Avec quelle légèreté on ballotte à Paris les opinions humaines ! Dans un souper, que d'arrêts rendus ! On a prononcé hardiment sur les premières vérités de la métaphysique, de la morale, de la littérature et de la politique : l'on a dit du même homme, à la même table, à droite qu'il est un aigle, à gauche qu'il est un oison. L'on a débité du même principe, d'un côté qu'il était incontestable, de l'autre qu'il était absurde. Les extrêmes se rencontrent, et les mots n'ont plus la même signification dans deux bouches différentes.

Mais surtout avec quelle facilité on passe d'un objet à un autre, et que de matières on parcourt en peu d'heures ! Il faut avouer que la conversation à Paris est perfectionnée à un point dont on ne trouve aucun exemple dans le reste du monde. Chaque trait ressemble à un coup de rame tout à la fois léger et profond : on ne reste pas longtemps sur le même objet ; mais il y a une couleur générale qui fait que toutes les idées rentrent dans la matière dont il est question.

Le pour et le contre se discutent avec une rapidité singulière. C'est un plaisir délicat qui n'appartient qu'à une société extrêmement policée, qui a institué des règles fines toujours observées. L'homme qui n'a point ce tact, avec de l'esprit d'ailleurs, est aussi muet que s'il était sourd.

On ne sait par quelle transition rapide on passe de l'examen d'une comédie à la discussion des affaires des insurgens ; comment on parle à la fois d'une mode et de Boston, de Desrues et de Franklin.

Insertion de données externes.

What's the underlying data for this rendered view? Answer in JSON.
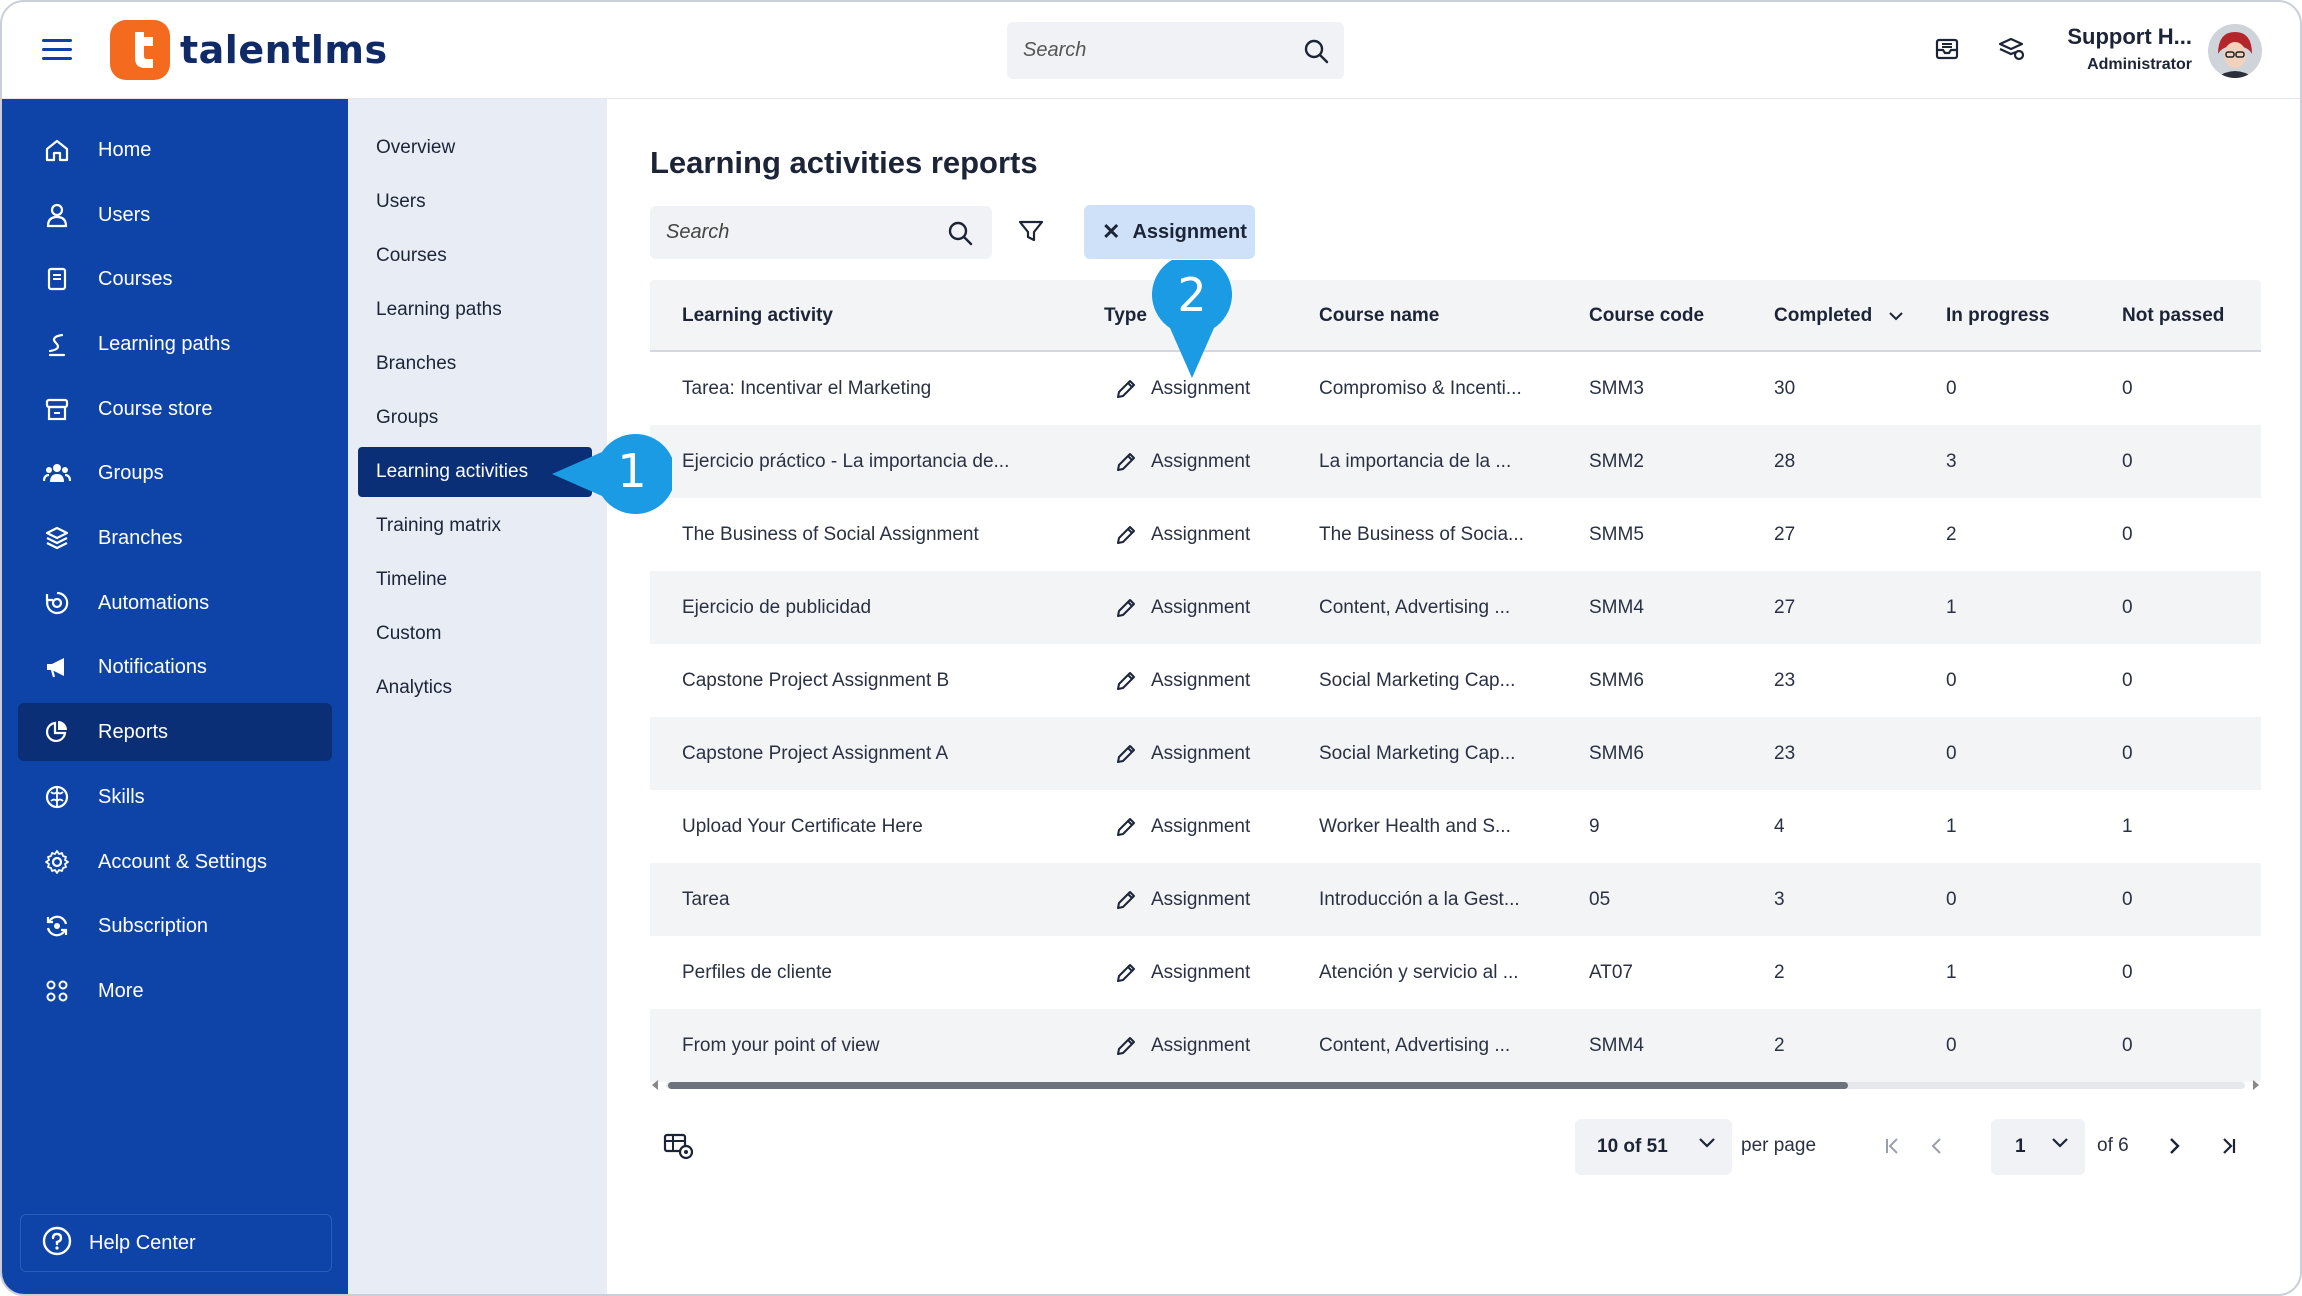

L'enchaînement est imperceptible ; mais elle existe aux yeux de l'observateur attentif : les rapports, pour être éloignés, n'en sont pas moins réels ; et si l'on est né pour penser, il est impossible alors de ne pas apercevoir que tout est lié, que tout se touche, et qu'il faut avoir une multitude d'idées pour enfanter une bonne idée.

Les reflets, au moral comme au physique, se prêtent des lumières mutuelles. Rien de plus délicieux que de se promener, pour ainsi dire, au milieu des pensées diverses de ses voisins ; de voir si souvent l'habit qui parle encore plus que l'homme : tel ne vous répond pas, répond à sa propre pensée, et n'en répond que mieux. Le geste au lieu du discours est quelquefois remarquable ; mille faits particuliers suppléent au défaut de la mémoire et de la lecture ; et la connaissance des hommes et des choses s'apprend mieux dans un cercle que dans les meilleurs livres.